You may be particularly intrigued in this workshop if your focus is: Secondary Dance

Workshop #B5 Presenter Biography

Carmelina Martin

In the last three decades my professional, creative and pedagogical activities have mostly taken place in education contexts. My education activities include working with children, youth, educators and artists from diverse populations and communities. I have presented at provincial, national and international conferences, where I advocate and model innovative pedagogical practices in dance education. I have contributed in various capacities in the development of dance curriculum policy, guidelines and resources for Ontario teachers. I am the founder of Pulse Ontario Dance Conference that hosts a 3-day provincial gathering for dance educators, youth, emerging and established dance artists. My artistic activities include creating, producing and performing for the stage, single channel, 360 degree video and site-based immersive events. My recent activities as an embodied scholar engages in research activities that centralizes the body in research endeavors. 

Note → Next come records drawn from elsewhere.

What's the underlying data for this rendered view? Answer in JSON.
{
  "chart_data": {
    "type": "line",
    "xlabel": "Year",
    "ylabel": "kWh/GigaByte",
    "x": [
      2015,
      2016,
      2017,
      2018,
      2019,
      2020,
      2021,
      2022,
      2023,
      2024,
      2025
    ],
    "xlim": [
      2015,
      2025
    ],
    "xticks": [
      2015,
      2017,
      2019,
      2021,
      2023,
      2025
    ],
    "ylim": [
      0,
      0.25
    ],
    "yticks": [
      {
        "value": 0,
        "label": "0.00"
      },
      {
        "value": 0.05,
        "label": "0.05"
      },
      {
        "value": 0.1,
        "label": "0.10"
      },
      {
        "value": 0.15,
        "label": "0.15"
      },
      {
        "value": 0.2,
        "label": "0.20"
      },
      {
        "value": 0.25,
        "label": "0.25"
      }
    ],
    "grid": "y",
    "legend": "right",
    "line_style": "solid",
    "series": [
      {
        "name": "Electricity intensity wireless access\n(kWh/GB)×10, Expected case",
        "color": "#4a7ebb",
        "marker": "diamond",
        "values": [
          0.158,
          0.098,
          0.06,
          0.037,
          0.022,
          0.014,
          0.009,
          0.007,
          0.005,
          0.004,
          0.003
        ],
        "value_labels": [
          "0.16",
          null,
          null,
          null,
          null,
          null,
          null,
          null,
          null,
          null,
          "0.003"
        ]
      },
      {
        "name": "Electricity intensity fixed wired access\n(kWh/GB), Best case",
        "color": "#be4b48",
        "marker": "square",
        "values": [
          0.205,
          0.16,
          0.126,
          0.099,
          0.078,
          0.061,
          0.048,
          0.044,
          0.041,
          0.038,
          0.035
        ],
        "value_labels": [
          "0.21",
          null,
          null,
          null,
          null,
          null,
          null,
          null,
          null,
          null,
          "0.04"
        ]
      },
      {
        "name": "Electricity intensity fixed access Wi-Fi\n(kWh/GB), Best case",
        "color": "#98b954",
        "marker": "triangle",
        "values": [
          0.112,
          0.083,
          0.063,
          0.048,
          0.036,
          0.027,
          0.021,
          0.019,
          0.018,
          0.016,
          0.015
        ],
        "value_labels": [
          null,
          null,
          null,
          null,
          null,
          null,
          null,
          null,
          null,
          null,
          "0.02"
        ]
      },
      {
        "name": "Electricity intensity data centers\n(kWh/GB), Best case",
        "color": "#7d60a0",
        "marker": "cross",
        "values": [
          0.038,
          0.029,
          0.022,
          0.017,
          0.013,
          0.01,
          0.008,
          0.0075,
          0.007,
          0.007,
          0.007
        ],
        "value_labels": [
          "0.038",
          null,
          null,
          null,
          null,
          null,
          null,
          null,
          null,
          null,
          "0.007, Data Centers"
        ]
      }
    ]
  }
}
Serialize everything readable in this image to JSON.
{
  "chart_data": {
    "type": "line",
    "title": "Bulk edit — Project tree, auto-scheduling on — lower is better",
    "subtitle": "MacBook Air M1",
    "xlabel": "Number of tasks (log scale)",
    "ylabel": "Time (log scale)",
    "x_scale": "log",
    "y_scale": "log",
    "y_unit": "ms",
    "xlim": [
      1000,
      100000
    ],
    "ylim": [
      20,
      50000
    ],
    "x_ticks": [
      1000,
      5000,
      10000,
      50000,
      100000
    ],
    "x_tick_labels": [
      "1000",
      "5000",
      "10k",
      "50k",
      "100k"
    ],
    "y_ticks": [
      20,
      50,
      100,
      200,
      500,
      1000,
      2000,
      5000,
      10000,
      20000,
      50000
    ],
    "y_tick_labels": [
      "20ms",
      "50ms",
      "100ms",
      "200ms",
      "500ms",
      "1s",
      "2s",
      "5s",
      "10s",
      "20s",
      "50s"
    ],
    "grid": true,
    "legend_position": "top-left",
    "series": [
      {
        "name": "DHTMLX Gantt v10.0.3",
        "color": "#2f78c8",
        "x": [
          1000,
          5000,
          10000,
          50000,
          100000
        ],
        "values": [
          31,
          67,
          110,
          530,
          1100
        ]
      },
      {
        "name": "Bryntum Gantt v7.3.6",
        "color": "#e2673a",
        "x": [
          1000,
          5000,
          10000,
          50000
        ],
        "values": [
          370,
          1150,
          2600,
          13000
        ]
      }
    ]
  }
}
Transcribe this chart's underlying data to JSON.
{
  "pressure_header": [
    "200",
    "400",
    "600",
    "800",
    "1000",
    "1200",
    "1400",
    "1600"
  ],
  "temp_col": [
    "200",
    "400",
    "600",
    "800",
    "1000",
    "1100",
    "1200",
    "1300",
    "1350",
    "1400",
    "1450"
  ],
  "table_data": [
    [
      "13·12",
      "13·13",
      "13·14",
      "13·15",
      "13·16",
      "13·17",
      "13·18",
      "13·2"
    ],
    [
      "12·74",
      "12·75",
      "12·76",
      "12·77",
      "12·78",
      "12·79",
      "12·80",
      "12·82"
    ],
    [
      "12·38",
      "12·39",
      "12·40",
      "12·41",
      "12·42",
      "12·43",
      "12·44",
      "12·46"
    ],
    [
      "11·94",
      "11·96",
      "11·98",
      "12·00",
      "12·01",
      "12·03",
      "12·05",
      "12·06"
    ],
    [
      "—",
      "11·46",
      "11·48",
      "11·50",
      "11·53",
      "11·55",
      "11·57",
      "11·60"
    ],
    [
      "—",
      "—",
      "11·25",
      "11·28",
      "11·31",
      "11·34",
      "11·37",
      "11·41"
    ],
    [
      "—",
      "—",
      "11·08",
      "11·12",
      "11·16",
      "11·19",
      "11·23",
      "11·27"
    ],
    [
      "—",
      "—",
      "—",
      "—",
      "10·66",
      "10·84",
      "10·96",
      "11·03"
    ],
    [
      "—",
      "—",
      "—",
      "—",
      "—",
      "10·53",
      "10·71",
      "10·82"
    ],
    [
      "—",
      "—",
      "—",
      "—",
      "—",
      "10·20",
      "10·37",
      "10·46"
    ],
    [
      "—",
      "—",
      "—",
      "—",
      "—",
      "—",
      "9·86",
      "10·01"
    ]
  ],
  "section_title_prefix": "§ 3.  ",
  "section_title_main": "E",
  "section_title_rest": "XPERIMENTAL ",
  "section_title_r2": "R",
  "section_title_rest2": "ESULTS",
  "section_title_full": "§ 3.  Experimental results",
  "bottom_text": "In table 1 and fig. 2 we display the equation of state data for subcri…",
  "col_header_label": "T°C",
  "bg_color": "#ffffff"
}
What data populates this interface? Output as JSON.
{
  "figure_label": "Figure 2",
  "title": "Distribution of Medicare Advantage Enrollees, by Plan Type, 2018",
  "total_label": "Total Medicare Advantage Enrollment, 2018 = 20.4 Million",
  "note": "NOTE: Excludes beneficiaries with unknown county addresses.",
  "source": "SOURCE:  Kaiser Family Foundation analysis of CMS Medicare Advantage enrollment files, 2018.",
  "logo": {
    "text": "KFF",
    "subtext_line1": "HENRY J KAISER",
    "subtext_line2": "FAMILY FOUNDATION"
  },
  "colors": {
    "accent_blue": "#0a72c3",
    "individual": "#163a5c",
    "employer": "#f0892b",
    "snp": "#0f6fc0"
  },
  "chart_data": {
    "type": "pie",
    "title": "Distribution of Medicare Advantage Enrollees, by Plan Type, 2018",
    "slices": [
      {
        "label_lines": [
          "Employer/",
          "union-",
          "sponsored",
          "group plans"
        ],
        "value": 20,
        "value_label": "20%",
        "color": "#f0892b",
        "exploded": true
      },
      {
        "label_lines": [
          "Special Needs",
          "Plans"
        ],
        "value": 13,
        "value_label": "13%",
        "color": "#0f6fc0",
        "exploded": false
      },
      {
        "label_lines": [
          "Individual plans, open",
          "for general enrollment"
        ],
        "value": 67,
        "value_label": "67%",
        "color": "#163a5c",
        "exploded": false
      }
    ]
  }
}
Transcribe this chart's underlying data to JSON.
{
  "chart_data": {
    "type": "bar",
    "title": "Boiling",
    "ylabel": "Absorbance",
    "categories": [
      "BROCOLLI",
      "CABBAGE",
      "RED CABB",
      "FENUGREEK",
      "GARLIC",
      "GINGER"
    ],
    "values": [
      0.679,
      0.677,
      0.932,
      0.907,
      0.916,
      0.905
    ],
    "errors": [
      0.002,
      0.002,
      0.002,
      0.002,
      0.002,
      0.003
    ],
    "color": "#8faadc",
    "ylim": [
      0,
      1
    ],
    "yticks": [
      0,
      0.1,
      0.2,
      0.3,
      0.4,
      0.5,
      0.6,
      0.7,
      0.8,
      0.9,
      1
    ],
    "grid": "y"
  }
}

Workshop #B6 - Teaching Tough Topics: Making Meaning Through Drama

PRESENTED BY Deborah Nyman and Larry Swartz


In the past two years our students have witnessed and experienced "Tough Topics". They have witnessed or experienced the pain and and loss and isolation associated with Covid. They have witnessed or experienced increased examples of anti black racism, anti-semitism, islamophobia in their communities. We need to help our students make sense of this moment. This workshop will provide drama strategies to invite, include and engage all students in the exploration of "tough topics". 


These strategies will invite students to bring their stories and experiences into the circle, to give them a voice as they share, explore, communicate, wrestle with and deepen understanding of these challenging topics. These strategies will include role play, storytelling, teacher in role, interacting with text and writing. Through the workshop teachers will experience a model to take back to the classroom to engage students with topics challenging to teach, yet key to building a better understanding of social justice, diversity and equity. 


You may be particularly intrigued in this workshop if your focus is: Beginning with the Basics

WORKSHOP #B6 PRESENTER BIOGRAPHIES

Debbie Nyman

Debbie Nyman

Debbie Nyman

Debbie Nyman is an arts educator, presenter and author. A long time classroom teacher and instructor at OISE, Debbie works with teachers to develop and implement experiential strategies to deepen and enrich student learning.  

Larry Swartz

Debbie Nyman

Debbie Nyman

Larry Swartz is an instructor at OISE -University of Toronto and a popular international presenter and author. His work centers on using children's books to deepen social justice, diversity, and equity understanding.